JAKARTA, KOMPAS.com - Kurikulum pendidikan lingkungan menjadi penting karena dapat memberikan kerangka kerja yang komprehensif untuk memperkenalkan generasi muda pada nilai-nilai keberlanjutan atau sustainability.
Sustainable Development Goals (SDGs) Mover dari UNDP Indonesia Chelsea Islan menila, pendidikan lingkungan dapat dimplementasikan ke dalam kurikulum sekolah.
Tujuannya, untuk meningkatkan pemahaman tentang pentingnya keberlanjutan sejak dini, terutama kepada generasi muda yang merupakan agen perubahan.
Baca juga: 5 Kunci Kerberhasilan Swasta Intervensi Kebijakan Pendidikan Indonesia
"Menurutku, pendidikan lingkungan seperti ekonomi sirkular dan SDGs secara umum bisa dimasukan ke dalam kurikulum sekolah," tutur Chelsea.
Hal tersebut ia sampaikan dalam sesi talkshow bertajuk “Exploring Future Opportunities and Challenges of Circular Economy in Advancing SDGs in Indonesia” di Jakarta, Rabu (20/3/2024).
Dia menambahkan, saat ini sudah semakin banyak sekolah-sekolah di Indonesia yang mulai menerapkan pendidikan terkait lingkungan dan keberlanjutan.
Misalnya, dengan mempelajari tentang energi matahari, mengadakan pameran tentang pengolahan sampah, dan lain-lain.
"Di Indonesia memang belum diharuskan sistem pendidikan lingkungan di sekolah. Namun, dari kelompok kecil misalnya satu sekolah atau guru, bisa mulai dari hal kecil seperti pembelajaran interaktif dengan video atau animasi tentang hal itu," imbuhnya.
Baca juga: Beton Goes to School, Kontribusi WSBP Tingkatkan Kualitas Pendidikan
Sementara itu, Ketua Kelompok Riset Asesmen dan Pembelajaran, Pusat Riset Pendidikan (Pusrisdik) Syahrul Ramadhan, mengatakan pentingnya melibatkan generasi muda dalam pelestarian lingkungan dan mendorong perubahan perilaku, untuk menuju gaya hidup yang lebih berkelanjutan.
“Ini sangat relevan mengingat tantangan lingkungan yang semakin kompleks yang dihadapi oleh Indonesia dan dunia secara keseluruhan,” ungkap Syahrul dalam kegiatan Sharing Session di Jakarta, Rabu (20/3/2024).
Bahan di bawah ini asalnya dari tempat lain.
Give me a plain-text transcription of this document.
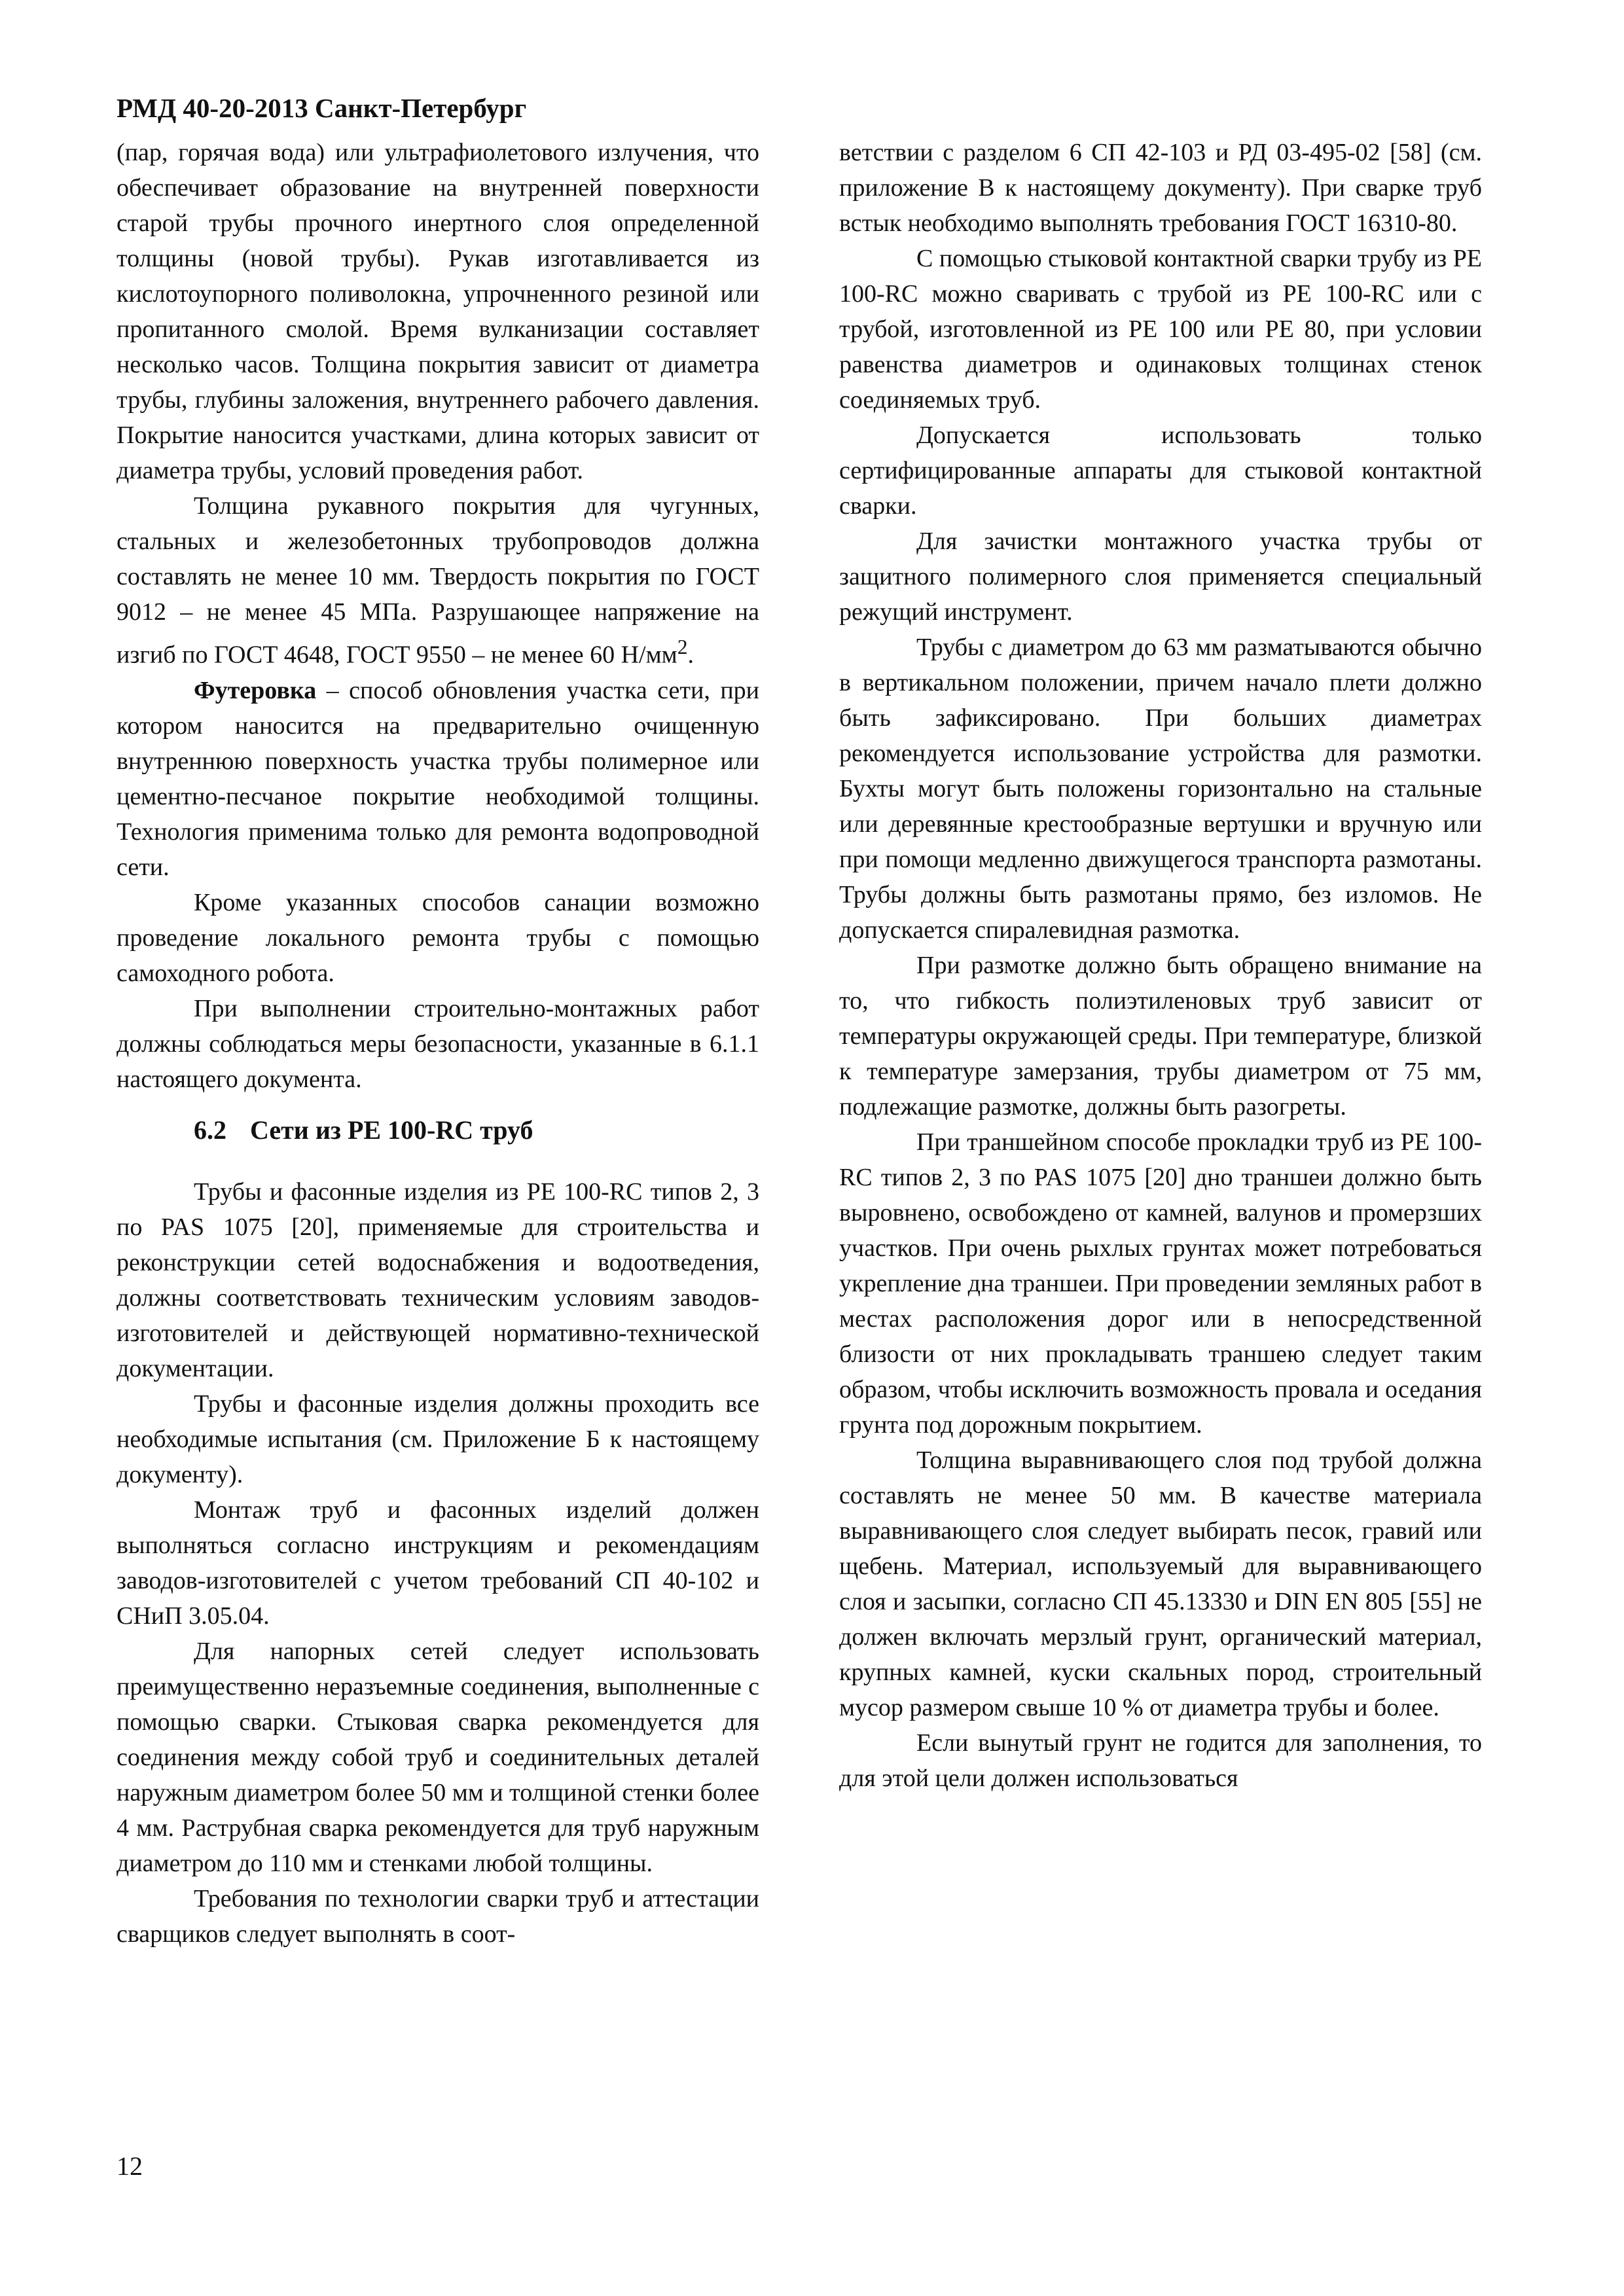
РМД 40-20-2013 Санкт-Петербург

(пар, горячая вода) или ультрафиолетового излучения, что обеспечивает образование на внутренней поверхности старой трубы прочного инертного слоя определенной толщины (новой трубы). Рукав изготавливается из кислотоупорного поливолокна, упрочненного резиной или пропитанного смолой. Время вулканизации составляет несколько часов. Толщина покрытия зависит от диаметра трубы, глубины заложения, внутреннего рабочего давления. Покрытие наносится участками, длина которых зависит от диаметра трубы, условий проведения работ.

Толщина рукавного покрытия для чугунных, стальных и железобетонных трубопроводов должна составлять не менее 10 мм. Твердость покрытия по ГОСТ 9012 – не менее 45 МПа. Разрушающее напряжение на изгиб по ГОСТ 4648, ГОСТ 9550 – не менее 60 $Н/мм^2$.

Футеровка – способ обновления участка сети, при котором наносится на предварительно очищенную внутреннюю поверхность участка трубы полимерное или цементно-песчаное покрытие необходимой толщины. Технология применима только для ремонта водопроводной сети.

Кроме указанных способов санации возможно проведение локального ремонта трубы с помощью самоходного робота.

При выполнении строительно-монтажных работ должны соблюдаться меры безопасности, указанные в 6.1.1 настоящего документа.

6.2 Сети из PE 100-RC труб

Трубы и фасонные изделия из PE 100-RC типов 2, 3 по PAS 1075 [20], применяемые для строительства и реконструкции сетей водоснабжения и водоотведения, должны соответствовать техническим условиям заводов-изготовителей и действующей нормативно-технической документации.

Трубы и фасонные изделия должны проходить все необходимые испытания (см. Приложение Б к настоящему документу).

Монтаж труб и фасонных изделий должен выполняться согласно инструкциям и рекомендациям заводов-изготовителей с учетом требований СП 40-102 и СНиП 3.05.04.

Для напорных сетей следует использовать преимущественно неразъемные соединения, выполненные с помощью сварки. Стыковая сварка рекомендуется для соединения между собой труб и соединительных деталей наружным диаметром более 50 мм и толщиной стенки более 4 мм. Раструбная сварка рекомендуется для труб наружным диаметром до 110 мм и стенками любой толщины.

Требования по технологии сварки труб и аттестации сварщиков следует выполнять в соот-

ветствии с разделом 6 СП 42-103 и РД 03-495-02 [58] (см. приложение В к настоящему документу). При сварке труб встык необходимо выполнять требования ГОСТ 16310-80.

С помощью стыковой контактной сварки трубу из PE 100-RC можно сваривать с трубой из PE 100-RC или с трубой, изготовленной из PE 100 или PE 80, при условии равенства диаметров и одинаковых толщинах стенок соединяемых труб.

Допускается использовать только сертифицированные аппараты для стыковой контактной сварки.

Для зачистки монтажного участка трубы от защитного полимерного слоя применяется специальный режущий инструмент.

Трубы с диаметром до 63 мм разматываются обычно в вертикальном положении, причем начало плети должно быть зафиксировано. При больших диаметрах рекомендуется использование устройства для размотки. Бухты могут быть положены горизонтально на стальные или деревянные крестообразные вертушки и вручную или при помощи медленно движущегося транспорта размотаны. Трубы должны быть размотаны прямо, без изломов. Не допускается спиралевидная размотка.

При размотке должно быть обращено внимание на то, что гибкость полиэтиленовых труб зависит от температуры окружающей среды. При температуре, близкой к температуре замерзания, трубы диаметром от 75 мм, подлежащие размотке, должны быть разогреты.

При траншейном способе прокладки труб из PE 100-RC типов 2, 3 по PAS 1075 [20] дно траншеи должно быть выровнено, освобождено от камней, валунов и промерзших участков. При очень рыхлых грунтах может потребоваться укрепление дна траншеи. При проведении земляных работ в местах расположения дорог или в непосредственной близости от них прокладывать траншею следует таким образом, чтобы исключить возможность провала и оседания грунта под дорожным покрытием.

Толщина выравнивающего слоя под трубой должна составлять не менее 50 мм. В качестве материала выравнивающего слоя следует выбирать песок, гравий или щебень. Материал, используемый для выравнивающего слоя и засыпки, согласно СП 45.13330 и DIN EN 805 [55] не должен включать мерзлый грунт, органический материал, крупных камней, куски скальных пород, строительный мусор размером свыше 10 % от диаметра трубы и более.

Если вынутый грунт не годится для заполнения, то для этой цели должен использоваться

12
Kepala Pusrisdik BRIN Trina Fizzanty menyebut pentingnya diskusi mengenai isu yang paling menjadi perhatian semua negara tentang aspek lingkungan.
"Lebih penting lagi, bagaimana pendidikan ini bisa berkontribusi untuk memberikan pemahaman serta literasi yang lebih kuat kepada generasi penerus,” ujar Trina.
Ia juga menjelaskan hal penting mengenai aspek lingkungan, yaitu perubahan iklim yang kini menjadi perhatian. Serta bagaimana sektor pendidikan bisa merespons untuk membantu generasi muda memahaminya.
Menurutnya, muncul suatu pertanyaan, apakah aspek pedagogi yang ada saat ini sudah cukup memadai untuk bisa memberikan pemahaman yang lebih kuat tentang aspek lingkungan, baik perubahan iklim, sampah plastik, dan polusi.
Baca juga: HUT ke-63, HK Guyur Rp 500 Juta untuk Pendidikan, Pengelolaan Sampah, dan UMKM
Sementara itu, praktisi ekopedagogi dan pendiri Bank Sampah Mengajar Berto Sitompul mengatakan, aksi anak muda masih kurang terhadap lingkungan.
Dijelaskan Berto, walaupun sebagian besar siswa memahami fakta dan menyatakan peduli terhadap isu lingkungan, tetapi mereka tidak menghubungkan fakta itu dengan aksi dan perilaku mereka.
"Hal itu disebabkan oleh pendidikan lingkungan secara tradisional masih mengarah pada pendidikan alam," terangnya.
Di samping itu, kata Berto, pendidikan lingkungan juga masih lebih banyak di ruangan kelas tanpa dihubungkan dengan isu lingkungan dan sosial.
Lebih lanjut, ia menyampaikan empat sistem pengajaran ekopedagogi. Pertama, pengajaran tentang lingkungan sosial dan alam, yakni menyiapkan teks-teks terkait lingkungan hidup bagi anak-anak.
Baca juga: Hyundai Engineering Dukung Pendidikan Digital Balikpapan lewat Hello, E-Dream Project
"Dengan itu, mereka mampu menyingkapkan isu-isu lingkungan terkini, akar dari isu, serta strategi untuk menanggapi isu, baik secara individu dan kolektif," tuturnya.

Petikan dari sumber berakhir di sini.